My venture back into the world of food blogging has been a rather tentative one. I’ve spent a lot of time researching the right style for my blog – from how I want to present my recipes to a clear concise look and feel. It’s something that every blogger strives for – a clear identity. My first few posts just hadn’t been “there” and as such I delayed relaunching the blog for a while whilst I constantly tweaked the finer details. Then Yelp Glasgow announced a food styling and photography masterclass and I knew that I had to be there to see if I could find the missing piece of my blogging puzzle.
If you’re unfamiliar with Yelp here’s the stitch. When they post an event you need to RSVP “I’m in,” but that doesn’t guarantee you a spot all on its own. Yelp is an online community where you can share all the great places and hidden gems you’ve found and love in your city with other Yelpers by writing detailed, useful reviews. Occasionally the community get the chance to come together at some really awesome events, like this one, and you get prioritised based on your activity on the site. I’m quite an active Yelper so was thrilled to get the chance to attend this one as it’s sooooo up my street it’s unreal. Honestly, it’s like it was plucked out of my dreams.
The event took place in the cutest, quirkiest little café, Ocho, in the Speirs Wharf area of Glasgow. When we arrived I fell in love with the place immediately. The café overlooks a canal where vintage-looking long boats are moored all the way down the cobbled street. The sun was doing its very best to peak through the clouds and it made me picture romantic evenings whiled away with a glass of wine at one of the picnic benches by the canal.
I’ve digressed a bit thinking about that beautiful little street, so let’s get onto the masterclass in Ocho. Ocho itself is quite a small cafe adorned with an array of vintage bric-a-brac. It’s on the right side of cluttered, with everything from vintage perfume bottles to dolls houses atop any available surface. It’s all very shabby chic and it makes you feel right at home when you walk in the doors.
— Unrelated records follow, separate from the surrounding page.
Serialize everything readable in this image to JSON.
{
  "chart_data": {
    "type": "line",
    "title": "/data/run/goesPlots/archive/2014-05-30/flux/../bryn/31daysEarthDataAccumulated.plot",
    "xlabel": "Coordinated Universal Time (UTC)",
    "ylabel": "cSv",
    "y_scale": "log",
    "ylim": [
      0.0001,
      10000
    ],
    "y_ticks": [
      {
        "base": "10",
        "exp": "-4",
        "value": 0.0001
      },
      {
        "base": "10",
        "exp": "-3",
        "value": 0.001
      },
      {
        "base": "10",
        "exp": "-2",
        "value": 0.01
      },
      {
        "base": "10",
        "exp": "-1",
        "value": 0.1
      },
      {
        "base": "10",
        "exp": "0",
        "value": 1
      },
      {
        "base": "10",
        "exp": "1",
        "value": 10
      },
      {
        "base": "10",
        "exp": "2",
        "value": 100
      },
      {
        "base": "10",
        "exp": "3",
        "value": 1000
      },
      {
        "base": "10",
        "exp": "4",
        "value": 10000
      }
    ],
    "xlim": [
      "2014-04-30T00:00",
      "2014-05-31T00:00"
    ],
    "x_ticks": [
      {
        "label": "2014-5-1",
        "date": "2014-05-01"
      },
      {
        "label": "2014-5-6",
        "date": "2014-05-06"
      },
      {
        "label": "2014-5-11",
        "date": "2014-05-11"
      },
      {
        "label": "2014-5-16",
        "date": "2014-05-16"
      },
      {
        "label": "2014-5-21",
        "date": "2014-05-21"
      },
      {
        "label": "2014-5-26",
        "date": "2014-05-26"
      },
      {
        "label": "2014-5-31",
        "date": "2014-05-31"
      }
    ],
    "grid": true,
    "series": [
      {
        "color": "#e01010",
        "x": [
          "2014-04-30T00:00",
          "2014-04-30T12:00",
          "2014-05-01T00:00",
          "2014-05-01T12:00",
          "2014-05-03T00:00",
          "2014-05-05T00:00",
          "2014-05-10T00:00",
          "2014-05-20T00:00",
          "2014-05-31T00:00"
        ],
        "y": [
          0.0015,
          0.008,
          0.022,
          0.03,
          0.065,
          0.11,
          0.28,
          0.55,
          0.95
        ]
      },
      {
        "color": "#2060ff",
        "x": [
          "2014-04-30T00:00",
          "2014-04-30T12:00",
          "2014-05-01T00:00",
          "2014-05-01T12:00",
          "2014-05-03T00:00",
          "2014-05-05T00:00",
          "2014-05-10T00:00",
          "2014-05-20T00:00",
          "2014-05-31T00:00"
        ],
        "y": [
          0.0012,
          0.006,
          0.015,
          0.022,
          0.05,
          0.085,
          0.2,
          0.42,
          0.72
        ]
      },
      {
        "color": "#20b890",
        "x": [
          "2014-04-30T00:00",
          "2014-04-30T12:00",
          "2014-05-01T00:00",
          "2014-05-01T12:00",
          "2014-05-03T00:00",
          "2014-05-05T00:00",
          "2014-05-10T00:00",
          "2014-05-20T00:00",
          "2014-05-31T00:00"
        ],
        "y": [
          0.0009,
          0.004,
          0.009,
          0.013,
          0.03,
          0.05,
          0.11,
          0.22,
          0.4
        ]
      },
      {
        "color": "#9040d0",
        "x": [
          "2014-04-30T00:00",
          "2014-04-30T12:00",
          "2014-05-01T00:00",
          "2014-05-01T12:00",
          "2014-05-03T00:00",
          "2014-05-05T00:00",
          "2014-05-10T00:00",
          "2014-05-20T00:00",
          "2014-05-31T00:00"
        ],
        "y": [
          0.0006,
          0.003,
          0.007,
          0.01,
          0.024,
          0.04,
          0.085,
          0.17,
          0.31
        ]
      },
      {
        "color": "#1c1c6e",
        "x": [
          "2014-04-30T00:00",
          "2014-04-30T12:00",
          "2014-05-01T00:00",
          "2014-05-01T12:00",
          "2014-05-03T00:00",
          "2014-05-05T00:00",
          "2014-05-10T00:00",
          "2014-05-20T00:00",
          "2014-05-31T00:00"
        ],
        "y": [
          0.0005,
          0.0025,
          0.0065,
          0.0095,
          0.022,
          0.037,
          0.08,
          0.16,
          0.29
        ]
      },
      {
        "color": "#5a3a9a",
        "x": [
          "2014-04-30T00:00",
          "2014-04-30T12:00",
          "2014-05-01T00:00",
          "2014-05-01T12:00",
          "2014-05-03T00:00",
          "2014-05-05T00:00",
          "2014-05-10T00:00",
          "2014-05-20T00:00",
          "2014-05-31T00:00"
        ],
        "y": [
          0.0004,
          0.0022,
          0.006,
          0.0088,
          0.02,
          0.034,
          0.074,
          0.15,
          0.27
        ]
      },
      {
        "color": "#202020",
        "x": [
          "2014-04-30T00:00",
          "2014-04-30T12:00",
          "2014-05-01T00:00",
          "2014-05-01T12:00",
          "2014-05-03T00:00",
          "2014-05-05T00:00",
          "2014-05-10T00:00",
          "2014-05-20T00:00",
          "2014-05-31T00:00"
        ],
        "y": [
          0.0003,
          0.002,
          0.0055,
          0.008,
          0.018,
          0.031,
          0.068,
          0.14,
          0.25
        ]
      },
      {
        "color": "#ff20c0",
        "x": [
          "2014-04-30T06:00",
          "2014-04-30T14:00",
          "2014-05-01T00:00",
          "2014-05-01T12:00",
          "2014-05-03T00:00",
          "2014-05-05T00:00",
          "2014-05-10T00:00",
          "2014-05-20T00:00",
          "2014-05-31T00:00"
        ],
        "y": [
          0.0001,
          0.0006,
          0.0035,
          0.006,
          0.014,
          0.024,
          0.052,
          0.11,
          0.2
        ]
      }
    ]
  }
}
The structure of the event was explained to us after a quick mingle and limoncello spritzer (yum!): we would be visiting 5 stations throughout the course of the evening, each focussing on a particular aspect of food photography. After we had visited all five stations we would have a much better understanding of styling food for photographs. We had professional photographer Ally at our disposal to ask all those burning questions we had too. Excellent!
My first station was “background” – with the delicious looking pancakes above as our main subject. I’ll admit, I was feeling pretty clueless to begin with so this was the only kinda decent photo I got at this station. I was still trying to get used to the light and I have a couple of shots that just turned out way too dark or too blurry to use. After a few minutes my confidence grew and I asked for some cute bricks that spelled out “love” to add to the photos, but unfortunately it was time to move on when we got them and I didn’t get a decent snap. Did I nail the background task? Definitely not! But my confidence was growing and I did far better at the other stations.
Station 2 was all about introducing props to your photographs to tell a story. The dish was French toast, maple syrup and bacon this time and we were working with a really rustic setting. Our tips were to use interesting props that would add to the photo, not distract from the dish. By this point in the evening I was already snapping away at all different angles and readily playing around with loads of different set ups. I’m quite chuffed with how my favourite photo from this station came out.
Next up was the “lighting” station. This was my absolute favourite station of the night. So much so that I accidentally held up another group during change over. Oops! The station name may be self explanatory but this is actually where I learnt the most. I always thought capturing the light was THE thing to do, but the lovely Ally taught us to play with angles and even get behind the light to create shadow and texture in an image. He also spoke about taking a photo of the food (close up) vs taking a photo of the meal (zoomed out) which really made a significant difference to my photos straight away. I mean look at that avocado dish! I can’t believe I took that pic.
The last two stations were all about the details – keeping the plate clean, making sure everything looks perfect etc. I was on a role at the lighting table and really found the setting just perfect for photos at so many different angles so these stations were a little trickier but I managed to get a couple of photos I liked.
I’m so happy I got to take part in this. We had a delicious meal at Ocho after our masterclass that was the perfect end to an amazing event, but the main thing I’ll take away from this is definitely the tips from Ally. I got some awesome tips on how to tell a story through a plate of food and how different angles and lighting changes really make a difference. Most importantly I finally have a more concise style for my blog going forward and I can’t wait to start sharing all of my recipes with you now that I can do them justice in picture. If this is something you’re interested in and you see a masterclass pop up then I’d highly recommend it. I had so much fun and learned loads of new techniques while doing it. I mean, who doesn’t enjoy food and photography?
(I’ve attached a few of my favourite images from the night here – just because I’m so proud of myself!)